La reciente peregrinación de una delegación de drusos sirios a Israel, un evento inusual dado el prolongado conflicto entre ambos países, pone de relieve las complejas dinámicas geopolíticas y religiosas en la región del Levante. Esta visita, que representa una excepción a la norma, se produce en un contexto de creciente inestabilidad en Siria y un esfuerzo israelí por asegurar sus fronteras.
Según la investigación publicada por The New York Times, esta visita de dos días, organizada con la colaboración de líderes drusos en Israel, permitió que alrededor de un centenar de personas provenientes de territorio sirio cruzaran la frontera para visitar lugares sagrados para su fe.
El jeque Muwafaq Tarif, una figura prominente dentro de la comunidad drusa en Israel, jugó un papel crucial en la coordinación de este encuentro. Tarif expresó su profunda alegría ante la posibilidad de recibir a miembros de su comunidad que, debido a las hostilidades y la dificultad de viajar entre Siria e Israel, habían permanecido aislados durante décadas. Esta conexión personal resalta la importancia de los lazos religiosos y culturales que trascienden las fronteras políticas.
La delegación se dirigió a la Tumba del Profeta Shuaib, ubicada en la región de Galilea, un sitio de gran veneración para la fe drusa. La elección de este destino subraya la centralidad de las creencias religiosas en la identidad drusa y la importancia de mantener el acceso a sus lugares sagrados, incluso en medio de conflictos geopolíticos.
La situación de los drusos varía significativamente entre Israel y los Altos del Golán. Mientras que muchos drusos en Israel poseen la ciudadanía israelí y sirven en el ejército, integrándose en la sociedad, aquellos que residen en los Altos del Golán, territorio capturado a Siria en 1967, mantienen su identidad siria y poseen permisos de residencia israelíes en lugar de la ciudadanía.

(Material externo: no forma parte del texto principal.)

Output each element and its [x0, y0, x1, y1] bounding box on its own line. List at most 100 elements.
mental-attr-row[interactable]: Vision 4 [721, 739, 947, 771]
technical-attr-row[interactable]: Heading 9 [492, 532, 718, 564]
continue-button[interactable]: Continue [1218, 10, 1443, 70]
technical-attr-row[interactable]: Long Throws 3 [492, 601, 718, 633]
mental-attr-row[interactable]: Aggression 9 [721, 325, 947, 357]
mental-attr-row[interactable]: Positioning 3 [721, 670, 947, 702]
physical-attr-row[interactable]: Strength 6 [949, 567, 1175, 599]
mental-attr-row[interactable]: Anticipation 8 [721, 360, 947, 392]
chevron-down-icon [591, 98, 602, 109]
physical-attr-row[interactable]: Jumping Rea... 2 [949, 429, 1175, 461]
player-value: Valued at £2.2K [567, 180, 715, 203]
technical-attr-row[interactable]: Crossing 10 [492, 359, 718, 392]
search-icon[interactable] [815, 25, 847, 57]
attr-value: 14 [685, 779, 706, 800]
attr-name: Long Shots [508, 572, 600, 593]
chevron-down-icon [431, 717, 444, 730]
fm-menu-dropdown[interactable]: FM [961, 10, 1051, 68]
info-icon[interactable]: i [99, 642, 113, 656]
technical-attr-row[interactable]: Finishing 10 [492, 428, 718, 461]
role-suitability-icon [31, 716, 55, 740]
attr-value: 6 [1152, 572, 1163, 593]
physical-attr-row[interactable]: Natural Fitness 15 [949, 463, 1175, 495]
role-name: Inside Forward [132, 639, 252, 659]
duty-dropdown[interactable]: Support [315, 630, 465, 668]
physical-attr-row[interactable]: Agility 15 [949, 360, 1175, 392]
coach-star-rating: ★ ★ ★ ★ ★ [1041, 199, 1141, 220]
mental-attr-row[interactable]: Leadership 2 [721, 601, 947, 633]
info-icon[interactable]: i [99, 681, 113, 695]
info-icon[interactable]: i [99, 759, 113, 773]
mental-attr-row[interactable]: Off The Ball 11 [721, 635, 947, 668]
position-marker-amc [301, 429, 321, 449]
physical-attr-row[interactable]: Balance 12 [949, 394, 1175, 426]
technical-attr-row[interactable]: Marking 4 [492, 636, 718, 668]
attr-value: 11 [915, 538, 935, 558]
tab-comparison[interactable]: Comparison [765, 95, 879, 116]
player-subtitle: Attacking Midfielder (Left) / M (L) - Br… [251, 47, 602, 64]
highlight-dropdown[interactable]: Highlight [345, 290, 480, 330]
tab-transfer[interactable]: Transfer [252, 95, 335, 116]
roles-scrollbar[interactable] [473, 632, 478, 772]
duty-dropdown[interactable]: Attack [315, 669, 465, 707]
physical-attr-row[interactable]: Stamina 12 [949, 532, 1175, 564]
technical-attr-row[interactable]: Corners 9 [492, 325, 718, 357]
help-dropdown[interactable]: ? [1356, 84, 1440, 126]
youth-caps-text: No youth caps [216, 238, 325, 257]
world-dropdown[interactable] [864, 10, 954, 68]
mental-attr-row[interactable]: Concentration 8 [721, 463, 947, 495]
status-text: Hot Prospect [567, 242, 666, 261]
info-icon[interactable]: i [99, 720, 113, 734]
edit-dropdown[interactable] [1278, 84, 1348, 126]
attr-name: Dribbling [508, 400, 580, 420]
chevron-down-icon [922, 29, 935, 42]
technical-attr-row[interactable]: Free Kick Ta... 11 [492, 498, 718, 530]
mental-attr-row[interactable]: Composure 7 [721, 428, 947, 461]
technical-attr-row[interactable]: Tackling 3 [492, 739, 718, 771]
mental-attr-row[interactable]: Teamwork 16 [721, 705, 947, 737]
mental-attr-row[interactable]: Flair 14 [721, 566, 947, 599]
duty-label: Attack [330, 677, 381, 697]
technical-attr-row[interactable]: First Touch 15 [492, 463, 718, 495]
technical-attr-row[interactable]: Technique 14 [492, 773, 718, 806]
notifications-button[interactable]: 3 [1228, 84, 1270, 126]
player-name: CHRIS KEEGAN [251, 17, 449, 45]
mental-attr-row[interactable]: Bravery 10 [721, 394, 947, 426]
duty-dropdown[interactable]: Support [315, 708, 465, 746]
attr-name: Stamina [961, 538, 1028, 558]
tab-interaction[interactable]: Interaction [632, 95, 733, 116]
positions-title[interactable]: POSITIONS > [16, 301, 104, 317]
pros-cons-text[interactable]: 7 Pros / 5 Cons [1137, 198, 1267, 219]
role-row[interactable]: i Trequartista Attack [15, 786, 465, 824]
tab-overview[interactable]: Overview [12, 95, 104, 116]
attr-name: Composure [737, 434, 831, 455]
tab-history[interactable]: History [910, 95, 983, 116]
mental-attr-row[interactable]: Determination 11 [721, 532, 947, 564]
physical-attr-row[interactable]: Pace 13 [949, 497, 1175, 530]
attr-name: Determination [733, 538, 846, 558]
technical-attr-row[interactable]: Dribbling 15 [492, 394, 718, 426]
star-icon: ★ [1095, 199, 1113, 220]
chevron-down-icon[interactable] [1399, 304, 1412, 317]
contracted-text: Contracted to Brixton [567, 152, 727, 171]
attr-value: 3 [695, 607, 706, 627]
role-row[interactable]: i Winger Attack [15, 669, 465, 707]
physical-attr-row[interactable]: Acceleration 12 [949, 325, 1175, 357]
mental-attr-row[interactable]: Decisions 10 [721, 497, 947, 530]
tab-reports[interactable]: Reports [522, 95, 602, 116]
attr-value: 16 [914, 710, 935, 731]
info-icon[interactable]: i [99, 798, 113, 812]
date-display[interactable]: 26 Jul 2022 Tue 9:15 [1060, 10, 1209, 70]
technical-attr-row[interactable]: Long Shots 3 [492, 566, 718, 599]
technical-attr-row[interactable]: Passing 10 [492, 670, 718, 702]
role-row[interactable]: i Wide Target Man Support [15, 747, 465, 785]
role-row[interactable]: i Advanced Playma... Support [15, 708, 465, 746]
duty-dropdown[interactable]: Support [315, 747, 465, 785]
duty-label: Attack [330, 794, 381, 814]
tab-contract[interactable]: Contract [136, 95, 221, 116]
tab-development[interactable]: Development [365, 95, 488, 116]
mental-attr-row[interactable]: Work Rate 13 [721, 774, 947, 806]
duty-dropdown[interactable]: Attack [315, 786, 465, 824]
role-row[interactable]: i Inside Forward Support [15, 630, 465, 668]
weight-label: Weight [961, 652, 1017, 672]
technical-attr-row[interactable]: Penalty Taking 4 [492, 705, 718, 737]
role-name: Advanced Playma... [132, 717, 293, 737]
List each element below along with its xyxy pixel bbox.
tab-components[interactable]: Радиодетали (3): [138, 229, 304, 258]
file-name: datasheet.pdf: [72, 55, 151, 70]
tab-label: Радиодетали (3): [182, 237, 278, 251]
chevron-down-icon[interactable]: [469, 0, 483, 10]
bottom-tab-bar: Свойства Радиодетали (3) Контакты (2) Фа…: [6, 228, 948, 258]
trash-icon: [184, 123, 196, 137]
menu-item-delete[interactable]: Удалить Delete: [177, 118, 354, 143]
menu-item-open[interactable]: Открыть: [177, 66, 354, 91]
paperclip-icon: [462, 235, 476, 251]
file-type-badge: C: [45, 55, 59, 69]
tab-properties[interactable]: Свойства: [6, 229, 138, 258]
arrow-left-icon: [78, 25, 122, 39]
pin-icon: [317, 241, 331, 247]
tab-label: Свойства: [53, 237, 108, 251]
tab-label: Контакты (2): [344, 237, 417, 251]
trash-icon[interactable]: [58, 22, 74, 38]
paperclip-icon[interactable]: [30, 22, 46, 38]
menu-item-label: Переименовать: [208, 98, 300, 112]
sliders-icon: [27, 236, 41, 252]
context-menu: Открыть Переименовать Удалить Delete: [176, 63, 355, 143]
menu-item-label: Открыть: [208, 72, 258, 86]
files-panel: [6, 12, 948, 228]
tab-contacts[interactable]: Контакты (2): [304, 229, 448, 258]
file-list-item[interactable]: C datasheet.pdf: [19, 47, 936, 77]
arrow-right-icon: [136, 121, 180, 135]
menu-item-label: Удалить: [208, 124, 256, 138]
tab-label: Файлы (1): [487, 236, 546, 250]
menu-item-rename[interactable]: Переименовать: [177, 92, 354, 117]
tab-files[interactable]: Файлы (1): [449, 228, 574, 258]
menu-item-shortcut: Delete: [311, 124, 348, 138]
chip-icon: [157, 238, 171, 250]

En un panorama regional marcado por la inestabilidad, especialmente tras el colapso de la dictadura de Bashar al-Assad, Israel ha intensificado sus operaciones aéreas en Siria, justificándolas como medidas preventivas para evitar la consolidación de fuerzas hostiles cerca de sus fronteras. No obstante, estas acciones han generado inquietud entre los sirios, quienes temen una prolongada ocupación israelí de su territorio.
Cabe señalar que la comunidad drusa, con profundas raíces en la región del Levante desde el siglo XI, se caracteriza por su sincretismo religioso y su cohesión social. Su presencia en Israel, Siria y Líbano la convierte en un actor clave en la configuración de la dinámica regional.